Following the multiversal incursions of Into the Spider-verse, Gwen finds herself in her own universe fighting a Renaissance paper version of Vulture (the creativity of universe-hopping here putting Doctor Strange to shame). She’s helped out by the arrival of a team of Spider-people who are tasked with keeping the parallel universes on track and dealing with incursions, who she joins after her father – who has been pursuing Spider-Woman for the murder of Peter Parker – realises who she is and wants to arrest her anyway. But as Gwen joins the multiverse Spider-Squad, she’s also barred from ever visiting Miles in his own universe – for reasons that are at the heart of this film’s big crisis.
Miles, meanwhile, is missing his multiversal pals and living life as Spider-Man. His ‘villain of the week’ is The Spot, a scientist who developed the curse/ability to create holes in space following an accident. One of the film’s pleasures is that Spot (voiced hilariously by Jason Schwartzman) is self-aware of his own place in the story, insisting on becoming Spider-Man’s nemesis rather than a passing conflict, and that desire to be important – and in doing so, his successful quest to become a multi-verse threatening villain – reflects Miles’s own sense of insignificance within the wider universe. Spot’s gradual transition from comic aside to genuinely terrifying threat is skilfully done, and it aligns beautifully with Miles’s own desire to be included in Gwen’s new fraternity when he finds out about it, even if no-one else wants him.
The thing is – Miles both is and is not special. He’s one in an infinity of other Spider-people, but he’s also Ground Zero for multiversal infractions, because the spider that bit him had actually been transported from another dimension, and thus he was never ‘meant’ to become Spider-Man. And as a fifteen-year-old kid wrestling with feelings for a girl, with what he wants to do with his future, and with the desire to live up to his parents’ expectations but also to be his own person, the existential crises of his superpowered self fuel his own adolescent battles. It’s a deeply human film, with both of Miles’s parents enjoying a lot of screentime.
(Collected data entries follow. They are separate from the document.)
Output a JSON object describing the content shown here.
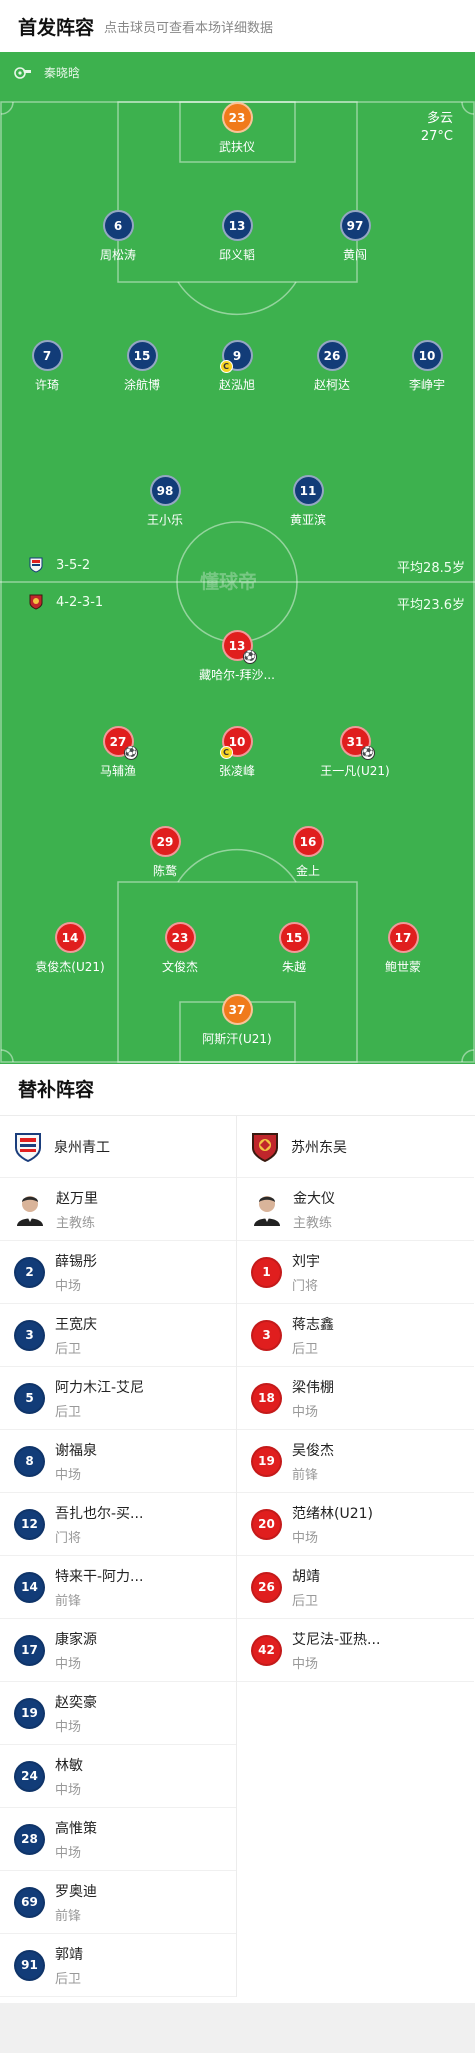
{
  "header": {
    "title": "首发阵容",
    "subtitle": "点击球员可查看本场详细数据"
  },
  "referee": {
    "name": "秦晓晗",
    "icon": "whistle-icon"
  },
  "weather": {
    "condition": "多云",
    "temperature": "27°C"
  },
  "watermark": "懂球帝",
  "colors": {
    "pitch": "#3db14e",
    "home": "#123c78",
    "away": "#e01e1e",
    "goalkeeper": "#f07a1b"
  },
  "home": {
    "formation": "3-5-2",
    "average_age": "平均28.5岁",
    "players": [
      {
        "number": "23",
        "name": "武扶仪",
        "gk": true
      },
      {
        "number": "6",
        "name": "周松涛"
      },
      {
        "number": "13",
        "name": "邱义韬"
      },
      {
        "number": "97",
        "name": "黄闯"
      },
      {
        "number": "7",
        "name": "许琦"
      },
      {
        "number": "15",
        "name": "涂航博"
      },
      {
        "number": "9",
        "name": "赵泓旭",
        "captain": true
      },
      {
        "number": "26",
        "name": "赵柯达"
      },
      {
        "number": "10",
        "name": "李峥宇"
      },
      {
        "number": "98",
        "name": "王小乐"
      },
      {
        "number": "11",
        "name": "黄亚滨"
      }
    ]
  },
  "away": {
    "formation": "4-2-3-1",
    "average_age": "平均23.6岁",
    "players": [
      {
        "number": "13",
        "name": "藏哈尔-拜沙...",
        "goal": true
      },
      {
        "number": "27",
        "name": "马辅渔",
        "goal": true
      },
      {
        "number": "10",
        "name": "张凌峰",
        "captain": true
      },
      {
        "number": "31",
        "name": "王一凡(U21)",
        "goal": true
      },
      {
        "number": "29",
        "name": "陈鹜"
      },
      {
        "number": "16",
        "name": "金上"
      },
      {
        "number": "14",
        "name": "袁俊杰(U21)"
      },
      {
        "number": "23",
        "name": "文俊杰"
      },
      {
        "number": "15",
        "name": "朱越"
      },
      {
        "number": "17",
        "name": "鲍世蒙"
      },
      {
        "number": "37",
        "name": "阿斯汗(U21)",
        "gk": true
      }
    ]
  },
  "captain_badge": "C",
  "subs": {
    "title": "替补阵容",
    "left": {
      "team": "泉州青工",
      "coach": {
        "name": "赵万里",
        "role": "主教练"
      },
      "players": [
        {
          "number": "2",
          "name": "薛锡彤",
          "pos": "中场"
        },
        {
          "number": "3",
          "name": "王宽庆",
          "pos": "后卫"
        },
        {
          "number": "5",
          "name": "阿力木江-艾尼",
          "pos": "后卫"
        },
        {
          "number": "8",
          "name": "谢福泉",
          "pos": "中场"
        },
        {
          "number": "12",
          "name": "吾扎也尔-买...",
          "pos": "门将"
        },
        {
          "number": "14",
          "name": "特来干-阿力...",
          "pos": "前锋"
        },
        {
          "number": "17",
          "name": "康家源",
          "pos": "中场"
        },
        {
          "number": "19",
          "name": "赵奕豪",
          "pos": "中场"
        },
        {
          "number": "24",
          "name": "林敏",
          "pos": "中场"
        },
        {
          "number": "28",
          "name": "高惟策",
          "pos": "中场"
        },
        {
          "number": "69",
          "name": "罗奥迪",
          "pos": "前锋"
        },
        {
          "number": "91",
          "name": "郭靖",
          "pos": "后卫"
        }
      ]
    },
    "right": {
      "team": "苏州东吴",
      "coach": {
        "name": "金大仪",
        "role": "主教练"
      },
      "players": [
        {
          "number": "1",
          "name": "刘宇",
          "pos": "门将"
        },
        {
          "number": "3",
          "name": "蒋志鑫",
          "pos": "后卫"
        },
        {
          "number": "18",
          "name": "梁伟棚",
          "pos": "中场"
        },
        {
          "number": "19",
          "name": "吴俊杰",
          "pos": "前锋"
        },
        {
          "number": "20",
          "name": "范绪林(U21)",
          "pos": "中场"
        },
        {
          "number": "26",
          "name": "胡靖",
          "pos": "后卫"
        },
        {
          "number": "42",
          "name": "艾尼法-亚热...",
          "pos": "中场"
        }
      ]
    }
  }
}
The fact that the film’s big climax is an emotional one – full of reunions and consolidations and personal chats – rather than yet another big fight is itself groundbreaking. Miles’s sense of trying to find where he needs to be is paralleled with Gwen’s return home to the father who rejected her, with Peter B. Parker settling into his family life, and even with Spot realising his true purpose. The emotional story is not a series of tacked-on beats to try and give action meaning; it is the whole story.
But it’s told amazingly. Words can’t do justice to the visual inventiveness, with each dimension given its own distinctive art style (Gwen in washed-out watercolors whose palette evokes the trans flag, giving added metaphorical significance to her coming-out to her father), and so many Easter eggs and side jokes that the film demands immediate rewatching. Core universes include the Escher-like void in which Oscar Isaac’s driven, serious Miguel O’Hara presides over the multiversal Spider-team, a void contained within a future that includes a space freeway on which the Spider-folk fight; the Indian-dominated world of Pavitr Prabhakar which fuses New York and Mumai and where Miles causes another canon-threatening event by saving Pavitr’s girlfriend’s father (borrowing from What If? and Loki, the premise of this multiverse is that core events have to happen); and the crime-ridden universe 42 to which Miles returns at the end of the film – the universe that his spider came from, and which never had its own Spider-Man.
Aside from the core universes, though, the constant creativity is breathtaking. A brief glimpse into a LEGO universe is especially fun; a Donald Glover cameo is welcome; the references to both the MCU and the Sony Spider Universe do important work tying together the franchises; the existence of dinosaur, automobile, cat, baby, gunslinger versions of Spider-Man is very funny; the editorial inserts to explain jokes and give footnotes; Pavitr’s hilarious education of Americans in why you can’t say ‘chai tea’ or ‘naan bread’; and the continual scene-stealing performance of Daniel Kaluuya’s Hobie Brown; all add up to a film which packs in so much that it’s hard to take stock. And yet, it’s cohesive and coherent. The laughs always feel earned, but never take away from the severity of what is at stake; and indeed, Peter B Parker even reflects on the fact that the humor of Spider-Man is precisely to make the serious stuff bearable. Everything set up here depends now on Beyond the Spider-verse to stick the landing, but even on its own terms, Across the Spider-Verse makes an early claim for film of the year.